Em países como Alemanha, Bélgica, Espanha, Holanda, Luxemburgo e Portugal, a questão está bem resolvida e é mais que oportuno e necessário travar a discussão no Brasil.

Como ouvir, sem sentir dor, de alguém desenganado, já sem nenhuma possibilidade de remissão da doença, frases como "não me deixam morrer em paz", ou "não consigo morrer", ou, ainda, "até morrer é difícil"? Haverá algo mais desumano?

E olhe que a equipe médica envolvida no caso atendeu plenamente o chamado testamento vital registrado em cartório, mas, a partir de um certo momento, não pôde fazer mais do que os protocolos determinam.
Ou seja: estava proibida de aprofundar a sedação para evitar sofrimento psicológico, exatamente o que a atormentava, em confusão de imagens e palavras dilacerantes.

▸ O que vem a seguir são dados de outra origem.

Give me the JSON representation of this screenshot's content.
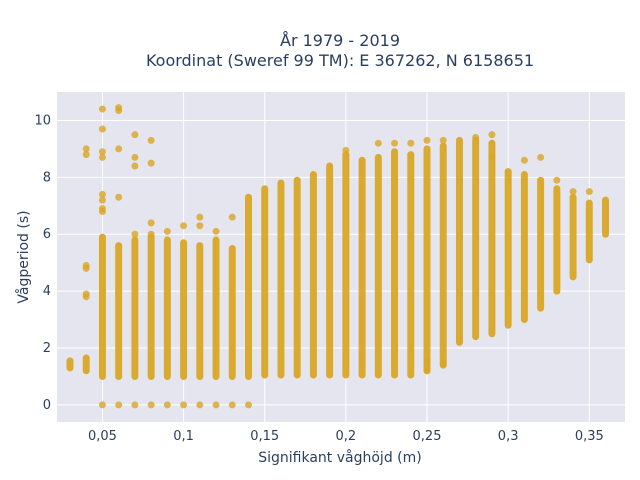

Víctor Escobar abraça seu advogado, Luis Giraldo Montenegro, horas antes realizar o procedimento
O colombiano Víctor Escobar abraça seu advogado, Luis Giraldo Montenegro, horas antes realizar o procedimento de eutanásia - Reprodução Twitter Luis Giraldo


Alguém dirá que se ainda não soubemos tratar do aborto, não será a eutanásia que entrará na pauta do país. Pode ser.

Em nome da vida, proíbe-se a morte, embora, na verdade, apenas se prolongue a angústia do doente e dos que o acompanham.

Para quem acredita em Deus e, portanto, que só Ele determina o começo e o fim de tudo, talvez a fé amenize o desenlace para a vítima e os seus.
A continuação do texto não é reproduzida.